Never quite figuring out the ambiguities of the new relationship(s) she’s stumbled into is the heroine in this feature by another debuting female writer-director, Jac Cron. Annie (Natalia Dyer of Stranger Things) is a recent college grad about to move from Philly to LA when she meets extroverted Tyler (Rachael Keller), the kind of dazzling personality who attracts others like moths to a flame, but is maddeningly evasive when it comes to follow-through. As Annie seems to be still figuring herself out (is she gay? bi?), such game-playing both allures and confounds. It doesn’t help that Tyler already has a steady companion in hunky hipster Danny (Danny Ramirez), though the precise terms of their relationship aren’t at all clear, either.

Chestnut’s general premise and will-they-or-won’t-they sexual frisson bear a strong resemblance to The Mysteries of Pittsburgh, coming off as a Sapphic spin on Michael Chabon’s 1988 debut novel—though one that feels more like an attenuated short story. The script doesn’t ultimately come up with enough depth for the characters or story to leave more than a fleeting impression. But like the summertime flirtations depicted, Cron’s film as a whole does feel like an authentic representation of youthful impulses suspended between infatuation, uncertainty, and evolving self-knowledge. Utopia releases Chestnut to digital platforms this Sunday, July 2.

This Closeness

Protagonists in the same general age/class/ethnic/educational range form a different kind of problematic triangle in this microbudget sophomore feature from Kit Zauhar, who wrote, directed, and stars in it. Her Tessa is one half of a couple with Ben (Zane Pais, who as a child played Nicole Kidman’s son in the criminally underrated Margot at the Wedding)—two self-absorbed, attractive twentysomethings in town for his high school reunion. So naturally they express 50 selfie’d shades of “Ewwwww” upon realizing the host for their Airbnb-type apartment share rental is painfully shy, bespectacled nerd Adam (Ian Edlund). His muted welcome is partly explained by the fact that he didn’t even book their stay; that was handled by a roommate now absent due to family emergency.

This Closeness looks at first like your classic “normal couple menaced by maladjusted weirdo” thriller setup, but it has different goals. Ben and Tessa’s overreaction to Adam’s mild, introverted eccentricity is unsympathetic, even if she makes more of an effort to be “nice.” They’re loud, judge-y, presumptuous guests who make him feel a creepy interloper in his own home.
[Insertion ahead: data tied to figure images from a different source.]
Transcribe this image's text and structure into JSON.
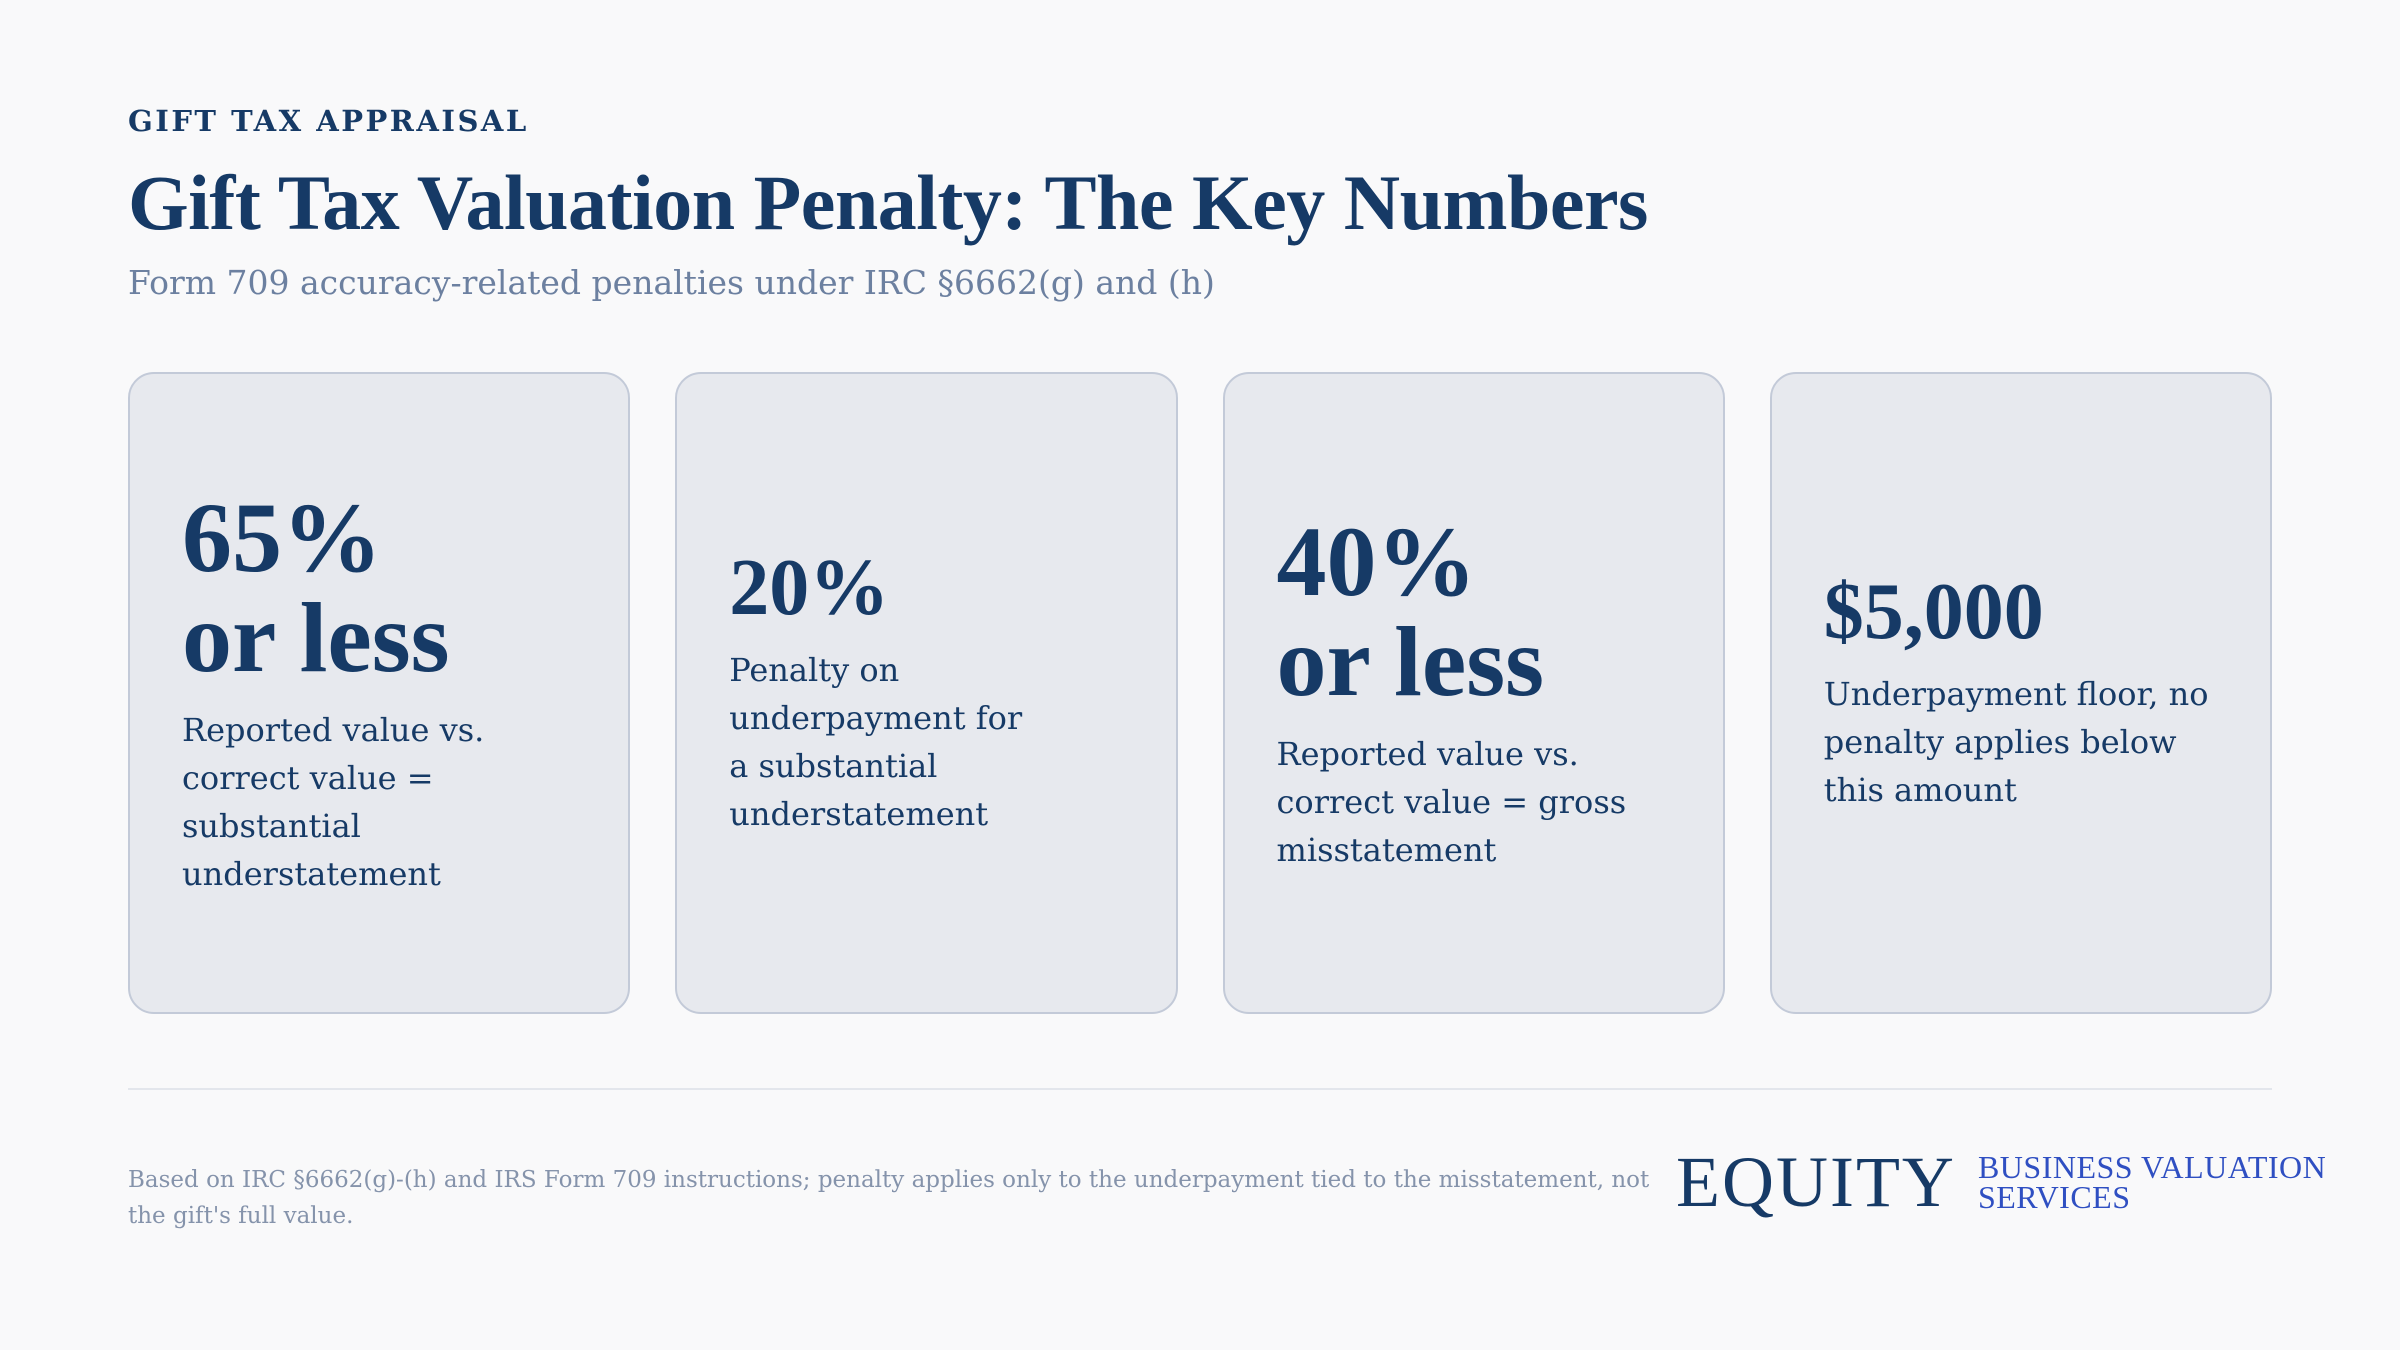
{
  "header": {
    "eyebrow": "GIFT TAX APPRAISAL",
    "title": "Gift Tax Valuation Penalty: The Key Numbers",
    "subtitle": "Form 709 accuracy-related penalties under IRC §6662(g) and (h)"
  },
  "cards": [
    {
      "stat": "65% or less",
      "description": "Reported value vs. correct value = substantial understatement"
    },
    {
      "stat": "20%",
      "description": "Penalty on underpayment for a substantial understatement"
    },
    {
      "stat": "40% or less",
      "description": "Reported value vs. correct value = gross misstatement"
    },
    {
      "stat": "$5,000",
      "description": "Underpayment floor, no penalty applies below this amount"
    }
  ],
  "footer": {
    "note": "Based on IRC §6662(g)-(h) and IRS Form 709 instructions; penalty applies only to the underpayment tied to the misstatement, not the gift's full value.",
    "logo_word": "EQUITY",
    "logo_line1": "BUSINESS VALUATION",
    "logo_line2": "SERVICES"
  },
  "colors": {
    "primary": "#163a66",
    "muted": "#6c80a0",
    "card_bg": "#e7e9ee",
    "accent": "#2f4fc2"
  }
}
Adam, stereotypical flipside to the Gen Z coin, is withdrawn and oversensitive, seeking invisibility rather than exposure. (Tessa, by contrast, is a fairly popular YouTuber.)

He has to hear their bratty quarrels—exacerbated by Ben’s renewed acquaintance with needy high school pal Lizzy (Jessie Pinnick)—through thin walls, because god forbid they should exercise any restraint in a stranger’s house. This single-setting tale, in which everyone’s insecurities get scraped raw, makes for discomfiting viewing…but it has its own thorny authenticity. It begins streaming on specialty platform MUBI July 3rd.

The Devil’s Bath

The very modern, First World problems of relating and fulfillment suffered above seem trivial besides the plight of Agnes (Anja Plaschg) in this latest from the Austrian duo of Veronika Franz and Severin Fiala. The period piece is superficially very different from their prior features (Goodnight MommyThe Lodge), but at core an extension of the same themes—it, too, plays like a horror movie but is really about untreated mental illness.

Agnes is a young woman who marries outside her village in the countryside of Upper Austria, 1750. But isolation from kin proves problematic when husband Wolf (David Scheid) moves them to a house in the woods, where she is nonetheless subject to daily criticism from his mother (Maria Hofstatter). He’s gone much of the time, and dismayingly indifferent to her need for affection when not. Seemingly unable to carve out a place for herself in this setting, Agnes begins to unravel, her distress arousing suspicion amongst locals inclined to interpret any digression from the norm as a sign of witchery.

Indeed, The Devil’s Bath strongly recalls Robert Eggers’ The Witch and Lukas Feigelfield’s lesser-seen Hagazussa, two similarly bleak portrayals of unforgiving rural pasts in which supernatural fears turned out to be all too apt. “Based on historical records,” this tale takes a different tact—onscreen text at the end spells out the particular intersection of real-life law, crime, despair, and religion that led to tragedy for women like Agnes in this place and era. The film is beautifully crafted, yet the mill of torments it puts Plaschg (best known as the mastermind behind music act Soap&Skin) through becomes something of a dirge, monotonous and overlong at 121 minutes. We grok the gist of poor Agnes’ oppression well before the film finally puts her out of her misery. Bath begins streaming on genre platform Shudder this Fri/28.